Perceived parity among products and services threatens businesses.
Briefly

Perceived parity among products and services threatens businesses.
"But the reality is that many don't matter much, or at least not much more than the others in their competitive set. The reality is that most of the nearly 1 billion products and services making up the global marketplace each meet acceptable thresholds of performance. Most are good-enough-enough and because true innovation is rare, they're interchangeable and functional customer switching costs are de minimis."
"Think about your phone, the detergent under your sink, the clothes in your closet, the car in your driveway, the apps on your home screen, your bank, the agencies, and even the game-changing AI platforms, sure, you've got preferences, but at a functional level are they materially different than the others from which you could choose? They're not."

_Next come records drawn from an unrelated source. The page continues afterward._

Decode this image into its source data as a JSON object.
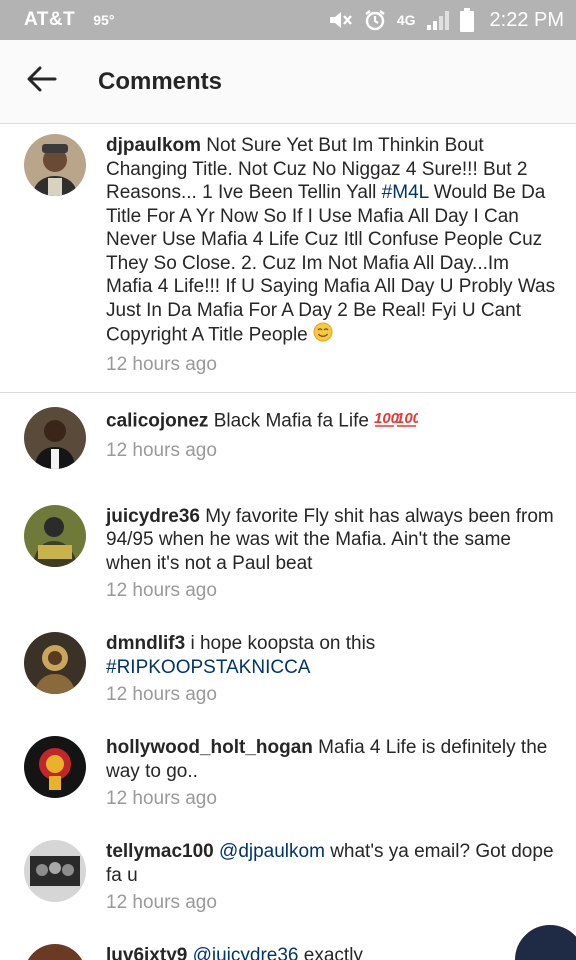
{
  "status_bar": {
    "carrier": "AT&T",
    "temperature": "95°",
    "network": "4G",
    "time": "2:22 PM"
  },
  "header": {
    "title": "Comments",
    "back_icon": "arrow-left-icon"
  },
  "comments": [
    {
      "username": "djpaulkom",
      "parts": [
        {
          "text": " Not Sure Yet But Im Thinkin Bout Changing Title. Not Cuz No Niggaz 4 Sure!!! But 2 Reasons... 1 Ive Been Tellin Yall "
        },
        {
          "link": "#M4L"
        },
        {
          "text": " Would Be Da Title For A Yr Now So If I Use Mafia All Day I Can Never Use Mafia 4 Life Cuz Itll Confuse People Cuz They So Close. 2. Cuz Im Not Mafia All Day...Im Mafia 4 Life!!! If U Saying Mafia All Day U Probly Was Just In Da Mafia For A Day 2 Be Real! Fyi U Cant Copyright A Title People "
        }
      ],
      "emoji": "smiling-face-emoji",
      "time": "12 hours ago"
    },
    {
      "username": "calicojonez",
      "parts": [
        {
          "text": " Black Mafia fa Life "
        }
      ],
      "emoji": "hundred-points-emoji-x2",
      "time": "12 hours ago"
    },
    {
      "username": "juicydre36",
      "parts": [
        {
          "text": " My favorite Fly shit has always been from 94/95 when he was wit the Mafia. Ain't the same when it's not a Paul beat"
        }
      ],
      "time": "12 hours ago"
    },
    {
      "username": "dmndlif3",
      "parts": [
        {
          "text": " i hope koopsta on this "
        },
        {
          "link": "#RIPKOOPSTAKNICCA"
        }
      ],
      "time": "12 hours ago"
    },
    {
      "username": "hollywood_holt_hogan",
      "parts": [
        {
          "text": " Mafia 4 Life is definitely the way to go.."
        }
      ],
      "time": "12 hours ago"
    },
    {
      "username": "tellymac100",
      "parts": [
        {
          "link": " @djpaulkom"
        },
        {
          "text": " what's ya email? Got dope fa u"
        }
      ],
      "time": "12 hours ago"
    },
    {
      "username": "luv6ixty9",
      "parts": [
        {
          "link": " @juicydre36"
        },
        {
          "text": " exactly"
        }
      ],
      "time": ""
    }
  ],
  "colors": {
    "status_bar_bg": "#b3b3b3",
    "link": "#003569",
    "timestamp": "#999999",
    "divider": "#dbdbdb"
  }
}
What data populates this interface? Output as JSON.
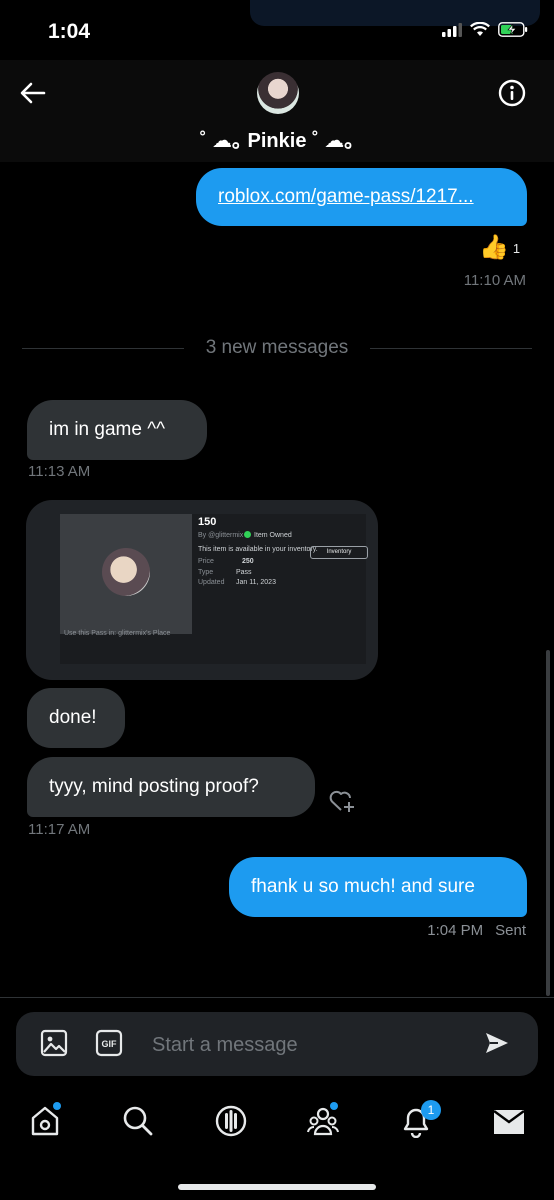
{
  "status_bar": {
    "time": "1:04"
  },
  "header": {
    "name": "˚ ☁︎｡ Pinkie ˚ ☁︎｡"
  },
  "messages": {
    "link": {
      "text": "roblox.com/game-pass/1217...",
      "reaction_emoji": "👍",
      "reaction_count": "1",
      "timestamp": "11:10 AM"
    },
    "divider": "3 new messages",
    "in1": {
      "text": "im in game ^^",
      "timestamp": "11:13 AM"
    },
    "media": {
      "title": "150",
      "by": "By @glittermix",
      "owned": "Item Owned",
      "available": "This item is available in your inventory.",
      "inventory_button": "Inventory",
      "price_label": "Price",
      "price_value": "250",
      "type_label": "Type",
      "type_value": "Pass",
      "updated_label": "Updated",
      "updated_value": "Jan 11, 2023",
      "place_text": "Use this Pass in: glittermix's Place"
    },
    "in2": {
      "text": "done!"
    },
    "in3": {
      "text": "tyyy, mind posting proof?",
      "timestamp": "11:17 AM"
    },
    "out": {
      "text": "fhank u so much! and sure",
      "timestamp": "1:04 PM",
      "status": "Sent"
    }
  },
  "composer": {
    "placeholder": "Start a message"
  },
  "nav": {
    "notifications_badge": "1"
  },
  "colors": {
    "accent": "#1d9bf0",
    "incoming_bubble": "#2f3336",
    "background": "#000000"
  }
}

"Consider that since 2005: The number of companies globally has almost doubled. The number of service businesses globally has doubled. The number of products on shelves physical and digital has increased 3000%, thirty-tupling to 600 million globally. (Amazon and Walmart each sell what's been estimated to be near 500 million SKUs.)"

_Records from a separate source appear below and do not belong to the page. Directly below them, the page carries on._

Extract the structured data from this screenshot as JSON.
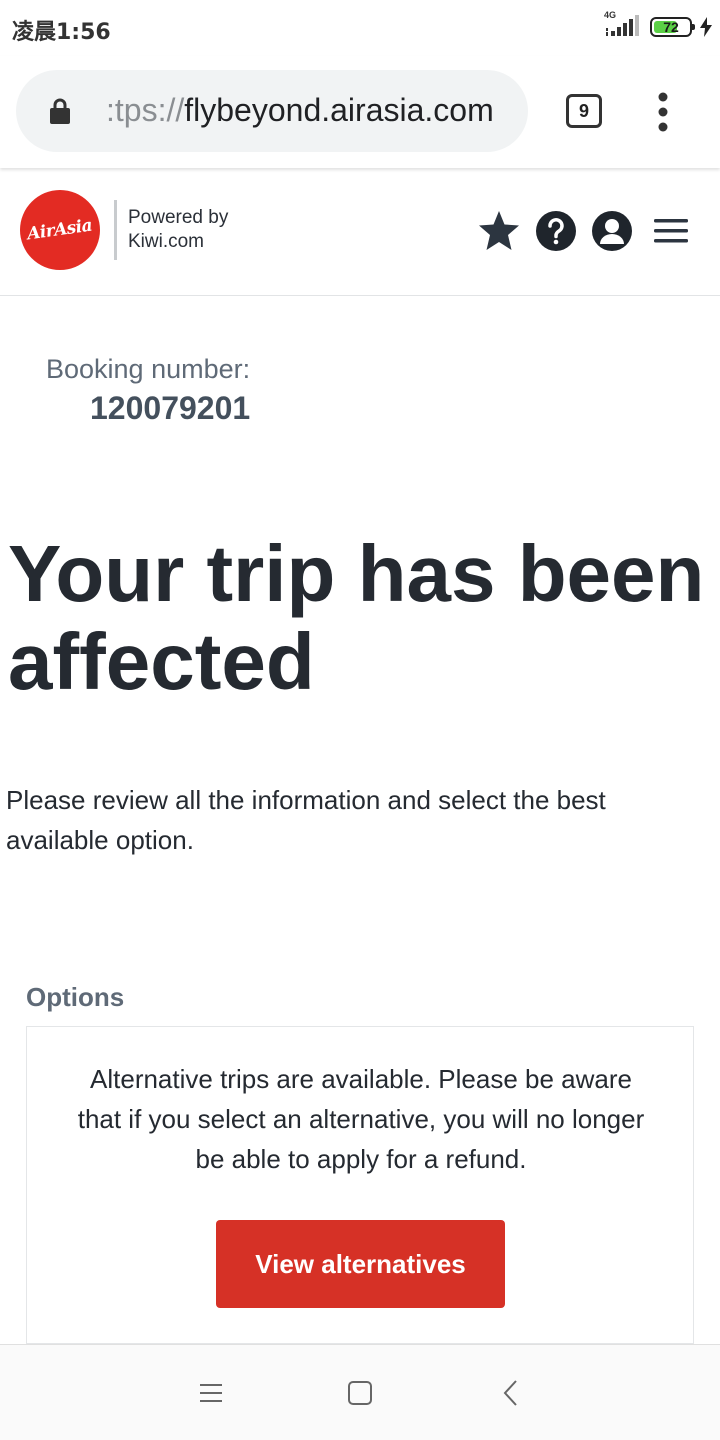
{
  "status_bar": {
    "time": "凌晨1:56",
    "network": "4G",
    "battery_level": "72",
    "battery_fraction": 0.72,
    "charging": true
  },
  "browser": {
    "url_scheme": ":tps://",
    "url_host": "flybeyond.airasia.com",
    "tab_count": "9"
  },
  "header": {
    "logo_text": "AirAsia",
    "powered_by_line1": "Powered by",
    "powered_by_line2": "Kiwi.com",
    "icons": [
      "star-icon",
      "help-icon",
      "user-icon",
      "hamburger-menu-icon"
    ]
  },
  "booking": {
    "label": "Booking number:",
    "number": "120079201"
  },
  "main": {
    "title": "Your trip has been affected",
    "intro": "Please review all the information and select the best available option."
  },
  "options": {
    "label": "Options",
    "message": "Alternative trips are available. Please be aware that if you select an alternative, you will no longer be able to apply for a refund.",
    "button_label": "View alternatives"
  },
  "colors": {
    "brand_red": "#e32b23",
    "button_red": "#d63126",
    "text_dark": "#252a31",
    "text_muted": "#5f6a77",
    "battery_green": "#5bd046"
  },
  "nav_bar": {
    "icons": [
      "recent-apps-icon",
      "home-icon",
      "back-icon"
    ]
  }
}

Irrelevance is identified as the primary threat to businesses worldwide. Most of the nearly one billion marketplace offerings meet acceptable performance thresholds and are functionally interchangeable because true innovation is rare. Consumer switching costs are minimal, so preferences rarely reflect meaningful functional differences. Since 2005 the number of companies and service businesses roughly doubled and product SKUs increased roughly 3000%, producing vast choice, confusion, and competition. Tens of millions of new but undifferentiated products and services now require marketing, intensifying the challenge of making brands and offerings matter to customers.